1 Overview of Web Services Security

The chapter describes how to configure security for your WebLogic Web service.

This chapter includes the following sections:

Overview of Web Services Security

To secure your WebLogic Web service, you configure one or more of three different types of security.

Table 1-1 Web Services Security

Security Type Description

Message-level security

Data in a SOAP message is digitally signed or encrypted. May also include identity tokens for authentication. See Chapter 2, "Configuring Message-Level Security".

Transport-level security

SSL is used to secure the connection between a client application and the Web service. See Chapter 3, "Configuring Transport-Level Security".

Access control security

Specifies which roles are allowed to access Web services. See Chapter 4, "Configuring Access Control Security (JAX-RPC Only)".


What Type of Security Should You Configure?

Message-level security includes all the security benefits of SSL, but with additional flexibility and features. Message-level security is end-to-end, which means that a SOAP message is secure even when the transmission involves one or more intermediaries. The SOAP message itself is digitally signed and encrypted, rather than just the connection.
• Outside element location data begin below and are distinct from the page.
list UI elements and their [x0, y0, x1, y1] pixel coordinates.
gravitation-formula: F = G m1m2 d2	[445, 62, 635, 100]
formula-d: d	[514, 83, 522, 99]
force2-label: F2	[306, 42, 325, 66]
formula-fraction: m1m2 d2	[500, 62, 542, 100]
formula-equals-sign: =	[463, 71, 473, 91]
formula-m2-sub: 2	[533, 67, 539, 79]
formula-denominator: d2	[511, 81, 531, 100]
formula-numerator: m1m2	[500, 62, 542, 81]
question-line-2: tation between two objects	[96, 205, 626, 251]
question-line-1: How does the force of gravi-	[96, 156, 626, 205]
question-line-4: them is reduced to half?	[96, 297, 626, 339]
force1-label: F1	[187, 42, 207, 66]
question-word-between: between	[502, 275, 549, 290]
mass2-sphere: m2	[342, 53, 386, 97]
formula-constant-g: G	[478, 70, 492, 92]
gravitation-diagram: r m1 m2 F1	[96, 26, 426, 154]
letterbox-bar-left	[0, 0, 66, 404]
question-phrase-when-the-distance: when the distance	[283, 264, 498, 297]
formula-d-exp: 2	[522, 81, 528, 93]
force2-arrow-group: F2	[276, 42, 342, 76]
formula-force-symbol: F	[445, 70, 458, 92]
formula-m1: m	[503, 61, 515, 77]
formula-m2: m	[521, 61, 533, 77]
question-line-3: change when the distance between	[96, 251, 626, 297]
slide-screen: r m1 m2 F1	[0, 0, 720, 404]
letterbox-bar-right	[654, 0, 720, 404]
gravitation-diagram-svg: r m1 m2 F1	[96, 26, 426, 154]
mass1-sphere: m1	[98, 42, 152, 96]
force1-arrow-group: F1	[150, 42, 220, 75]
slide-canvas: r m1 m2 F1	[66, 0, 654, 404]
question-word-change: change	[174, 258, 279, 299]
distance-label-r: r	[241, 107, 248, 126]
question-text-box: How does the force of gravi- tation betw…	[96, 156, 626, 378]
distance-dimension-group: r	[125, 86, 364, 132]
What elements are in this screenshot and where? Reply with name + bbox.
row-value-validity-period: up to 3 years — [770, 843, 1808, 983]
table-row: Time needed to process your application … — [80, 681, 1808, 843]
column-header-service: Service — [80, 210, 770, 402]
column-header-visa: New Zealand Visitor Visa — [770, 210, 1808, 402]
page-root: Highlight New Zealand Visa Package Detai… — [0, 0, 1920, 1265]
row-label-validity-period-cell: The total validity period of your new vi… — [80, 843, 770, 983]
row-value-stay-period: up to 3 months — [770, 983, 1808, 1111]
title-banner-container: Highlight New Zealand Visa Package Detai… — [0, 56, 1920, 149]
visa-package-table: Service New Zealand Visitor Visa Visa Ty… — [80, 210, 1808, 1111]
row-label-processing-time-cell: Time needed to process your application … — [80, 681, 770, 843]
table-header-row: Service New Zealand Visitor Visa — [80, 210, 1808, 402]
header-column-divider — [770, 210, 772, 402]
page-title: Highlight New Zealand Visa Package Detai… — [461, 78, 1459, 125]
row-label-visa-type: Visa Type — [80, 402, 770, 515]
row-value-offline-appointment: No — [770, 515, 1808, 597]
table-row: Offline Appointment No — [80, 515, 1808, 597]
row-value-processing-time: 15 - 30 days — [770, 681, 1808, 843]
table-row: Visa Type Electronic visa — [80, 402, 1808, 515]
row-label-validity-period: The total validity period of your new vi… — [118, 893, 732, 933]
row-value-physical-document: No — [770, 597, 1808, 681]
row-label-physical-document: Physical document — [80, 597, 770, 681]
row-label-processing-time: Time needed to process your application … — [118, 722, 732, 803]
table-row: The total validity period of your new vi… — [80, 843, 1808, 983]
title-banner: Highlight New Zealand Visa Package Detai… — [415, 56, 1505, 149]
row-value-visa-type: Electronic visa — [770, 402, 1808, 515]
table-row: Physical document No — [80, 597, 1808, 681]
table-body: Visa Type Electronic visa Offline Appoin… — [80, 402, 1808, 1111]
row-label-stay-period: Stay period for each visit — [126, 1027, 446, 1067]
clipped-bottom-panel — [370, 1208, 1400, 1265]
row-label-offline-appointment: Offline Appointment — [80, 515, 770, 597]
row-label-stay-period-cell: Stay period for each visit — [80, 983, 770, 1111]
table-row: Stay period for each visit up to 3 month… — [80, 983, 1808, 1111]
And finally, you can specify that only individual parts or elements of the message be signed, encrypted, or required.Transport-level security, however, secures only the connection itself. This means that if there is an intermediary between the client and WebLogic Server, such as a router or message queue, the intermediary gets the SOAP message in plain text. When the intermediary sends the message to a second receiver, the second receiver does not know who the original sender was. Additionally, the encryption used by SSL is "all or nothing": either the entire SOAP message is encrypted or it is not encrypted at all. There is no way to specify that only selected parts of the SOAP message be encrypted. Message-level security can also include identity tokens for authentication.

Transport-level security secures the connection between the client application and WebLogic Server with Secure Sockets Layer (SSL). SSL provides secure connections by allowing two applications connecting over a network to authenticate the other's identity and by encrypting the data exchanged between the applications. Authentication allows a server, and optionally a client, to verify the identity of the application on the other end of a network connection. A client certificate (two-way SSL) can be used to authenticate the user.

Encryption makes data transmitted over the network intelligible only to the intended recipient.

Transport-level security includes HTTP BASIC authentication as well as SSL.

Access control security answers the question "who can do what?" First you specify the security roles that are allowed to access a Web service; a security role is a privilege granted to users or groups based on specific conditions. Then, when a client application attempts to invoke a Web service operation, the client authenticates itself to WebLogic Server, and if the client has the authorization, it is allowed to continue with the invocation. Access control security secures only WebLogic Server resources. That is, if you configure only access control security, the connection between the client application and WebLogic Server is not secure and the SOAP message is in plain text.